Bildung, sowie Datenbanken, sind Formsachen. Zum Überleben ist kein Hochschulabschluss nötig. Das Diplom ist ein Formular, auf dem bestätigt wird, dass jemand Prüfungen bestanden hat. Auch Datenbanken lassen sich als Formulare betrachten. Sie enthalten schematisch geordnete Informationen.
„Aber Bildung ist nichts Totes. Sie ist gelebtes, kulturell hoch stehendes Wissen!“ Das hätten die Stützen der Gesellschaft gerne. Aus der Bildungsschicht kommen die Leistungsträger im Kulturkampf, in dem es um die Identität und Konkurrenzfähigkeit sinnstiftender religiöser, intellektueller, regionaler Traditionen geht. Bildung ist ein Wettbewerbsvorteil geworden.

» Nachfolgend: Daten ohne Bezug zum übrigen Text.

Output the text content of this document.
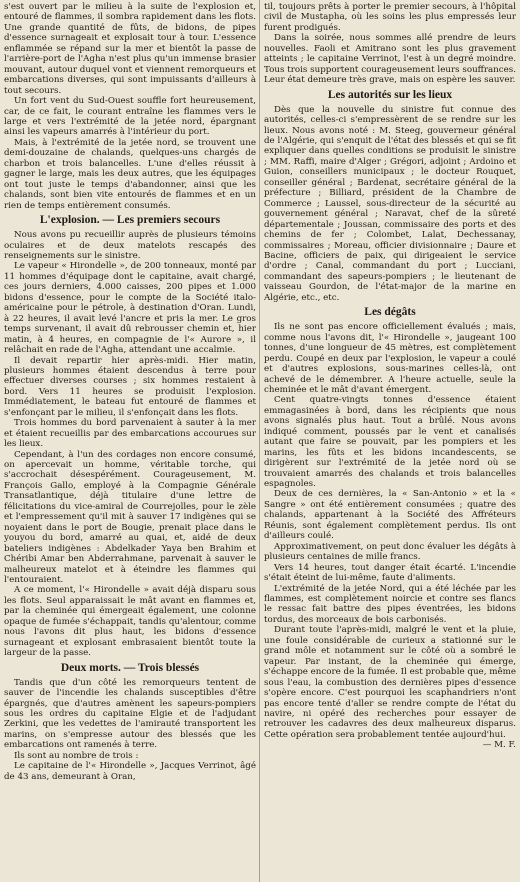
s'est ouvert par le milieu à la suite de l'explosion et, entouré de flammes, il sombra rapidement dans les flots. Une grande quantité de fûts, de bidons, de pipes d'essence surnageait et explosait tour à tour. L'essence enflammée se répand sur la mer et bientôt la passe de l'arrière-port de l'Agha n'est plus qu'un immense brasier mouvant, autour duquel vont et viennent remorqueurs et embarcations diverses, qui sont impuissants d'ailleurs à tout secours.

Un fort vent du Sud-Ouest souffle fort heureusement, car, de ce fait, le courant entraîne les flammes vers le large et vers l'extrémité de la jetée nord, épargnant ainsi les vapeurs amarrés à l'intérieur du port.

Mais, à l'extrémité de la jetée nord, se trouvent une demi-douzaine de chalands, quelques-uns chargés de charbon et trois balancelles. L'une d'elles réussit à gagner le large, mais les deux autres, que les équipages ont tout juste le temps d'abandonner, ainsi que les chalands, sont bien vite entourés de flammes et en un rien de temps entièrement consumés.

L'explosion. — Les premiers secours

Nous avons pu recueillir auprès de plusieurs témoins oculaires et de deux matelots rescapés des renseignements sur le sinistre.

Le vapeur « Hirondelle », de 200 tonneaux, monté par 11 hommes d'équipage dont le capitaine, avait chargé, ces jours derniers, 4.000 caisses, 200 pipes et 1.000 bidons d'essence, pour le compte de la Société italo-américaine pour le pétrole, à destination d'Oran. Lundi, à 22 heures, il avait levé l'ancre et pris la mer. Le gros temps survenant, il avait dû rebrousser chemin et, hier matin, à 4 heures, en compagnie de l'« Aurore », il relâchait en rade de l'Agha, attendant une accalmie.

Il devait repartir hier après-midi. Hier matin, plusieurs hommes étaient descendus à terre pour effectuer diverses courses ; six hommes restaient à bord. Vers 11 heures se produisit l'explosion. Immédiatement, le bateau fut entouré de flammes et s'enfonçant par le milieu, il s'enfonçait dans les flots.

Trois hommes du bord parvenaient à sauter à la mer et étaient recueillis par des embarcations accourues sur les lieux.

Cependant, à l'un des cordages non encore consumé, on apercevait un homme, véritable torche, qui s'accrochait désespérément. Courageusement, M. François Gallo, employé à la Compagnie Générale Transatlantique, déjà titulaire d'une lettre de félicitations du vice-amiral de Courrejolles, pour le zèle et l'empressement qu'il mit à sauver 17 indigènes qui se noyaient dans le port de Bougie, prenait place dans le youyou du bord, amarré au quai, et, aidé de deux bateliers indigènes : Abdelkader Yaya ben Brahim et Chéribi Amar ben Abderrahmane, parvenait à sauver le malheureux matelot et à éteindre les flammes qui l'entouraient.

A ce moment, l'« Hirondelle » avait déjà disparu sous les flots. Seul apparaissait le mât avant en flammes et, par la cheminée qui émergeait également, une colonne opaque de fumée s'échappait, tandis qu'alentour, comme nous l'avons dit plus haut, les bidons d'essence surnageant et explosant embrasaient bientôt toute la largeur de la passe.

Deux morts. — Trois blessés

Tandis que d'un côté les remorqueurs tentent de sauver de l'incendie les chalands susceptibles d'être épargnés, que d'autres amènent les sapeurs-pompiers sous les ordres du capitaine Elgie et de l'adjudant Zerkini, que les vedettes de l'amirauté transportent les marins, on s'empresse autour des blessés que les embarcations ont ramenés à terre.

Ils sont au nombre de trois :

Le capitaine de l'« Hirondelle », Jacques Verrinot, âgé de 43 ans, demeurant à Oran,

til, toujours prêts à porter le premier secours, à l'hôpital civil de Mustapha, où les soins les plus empressés leur furent prodigués.

Dans la soirée, nous sommes allé prendre de leurs nouvelles. Faoli et Amitrano sont les plus gravement atteints ; le capitaine Verrinot, l'est à un degré moindre. Tous trois supportent courageusement leurs souffrances. Leur état demeure très grave, mais on espère les sauver.

Les autorités sur les lieux

Dès que la nouvelle du sinistre fut connue des autorités, celles-ci s'empressèrent de se rendre sur les lieux. Nous avons noté : M. Steeg, gouverneur général de l'Algérie, qui s'enquit de l'état des blessés et qui se fit expliquer dans quelles conditions se produisit le sinistre ; MM. Raffi, maire d'Alger ; Grégori, adjoint ; Ardoino et Guion, conseillers municipaux ; le docteur Rouquet, conseiller général ; Bardenat, secrétaire général de la préfecture ; Billiard, président de la Chambre de Commerce ; Laussel, sous-directeur de la sécurité au gouvernement général ; Naravat, chef de la sûreté départementale ; Joussan, commissaire des ports et des chemins de fer ; Colombet, Lalat, Dechessanay, commissaires ; Moreau, officier divisionnaire ; Daure et Bacine, officiers de paix, qui dirigeaient le service d'ordre ; Canal, commandant du port ; Lucciani, commandant des sapeurs-pompiers ; le lieutenant de vaisseau Gourdon, de l'état-major de la marine en Algérie, etc., etc.

Les dégâts

Ils ne sont pas encore officiellement évalués ; mais, comme nous l'avons dit, l'« Hirondelle », jaugeant 100 tonnes, d'une longueur de 45 mètres, est complètement perdu. Coupé en deux par l'explosion, le vapeur a coulé et d'autres explosions, sous-marines celles-là, ont achevé de le démembrer. A l'heure actuelle, seule la cheminée et le mât d'avant émergent.

Cent quatre-vingts tonnes d'essence étaient emmagasinées à bord, dans les récipients que nous avons signalés plus haut. Tout a brûlé. Nous avons indiqué comment, poussés par le vent et canalisés autant que faire se pouvait, par les pompiers et les marins, les fûts et les bidons incandescents, se dirigèrent sur l'extrémité de la jetée nord où se trouvaient amarrés des chalands et trois balancelles espagnoles.

Deux de ces dernières, la « San-Antonio » et la « Sangre » ont été entièrement consumées ; quatre des chalands, appartenant à la Société des Affréteurs Réunis, sont également complètement perdus. Ils ont d'ailleurs coulé.

Approximativement, on peut donc évaluer les dégâts à plusieurs centaines de mille francs.

Vers 14 heures, tout danger était écarté. L'incendie s'était éteint de lui-même, faute d'aliments.

L'extrémité de la jetée Nord, qui a été léchée par les flammes, est complètement noircie et contre ses flancs le ressac fait battre des pipes éventrées, les bidons tordus, des morceaux de bois carbonisés.

Durant toute l'après-midi, malgré le vent et la pluie, une foule considérable de curieux a stationné sur le grand môle et notamment sur le côté où a sombré le vapeur. Par instant, de la cheminée qui émerge, s'échappe encore de la fumée. Il est probable que, même sous l'eau, la combustion des dernières pipes d'essence s'opère encore. C'est pourquoi les scaphandriers n'ont pas encore tenté d'aller se rendre compte de l'état du navire, ni opéré des recherches pour essayer de retrouver les cadavres des deux malheureux disparus. Cette opération sera probablement tentée aujourd'hui.

— M. F.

Die „Aushöhlung“ des Bildungsideals wird oft dem Zeitgeist und der Ökonomisierung der öffentlichen Verhältnisse zugeschrieben. Doch es gibt gute Gründe, sie in der Geschichte angelegt zu sehen, die seit der Einrichtung der Demokratie im klassischen Athen Europa, und dann den Rest der Welt, bestimmt. Platon hat die Karriere für soziale Aufsteigerinnen als Bildungsweg beschrieben.
Hegel hat – zusätzlich zu weit ausgreifenden Spekulationen zum Prozess kultureller Entwicklung – Bildung als ein fremdbestimmtes Übergangsmoment im Gang des Geistes gefasst. Adorno und Heidegger präsentierten der gegenwärtigen Unkultur die Rechnung einer Jahrhunderte langen Fehlentwicklung. Wittgenstein bereitet Platons Formenlehre für die Computertechnik auf.
Die technischen Formalitäten von Datenbanken sind keine fremdartigen, barbarischen Erfindungen, die Platons Erbe gefährden. Sie sind ein zweiter Entwicklungsstrang dieses Denkens. Platon war Kulturapostel und Technokrat. Wie kann so etwas zusammenpassen?
Um diese Frage zu verfolgen, muss man die Nachbarschaft zwischen Bildungswesen und Datenverarbeitung offen halten. Entwicklungslinien zwischen den hohen Zielen unserer Gesellschaft und der Verwaltung ihrer Ressourcen sind aufzuzeigen. „Das ist alles eine Sache der Form“.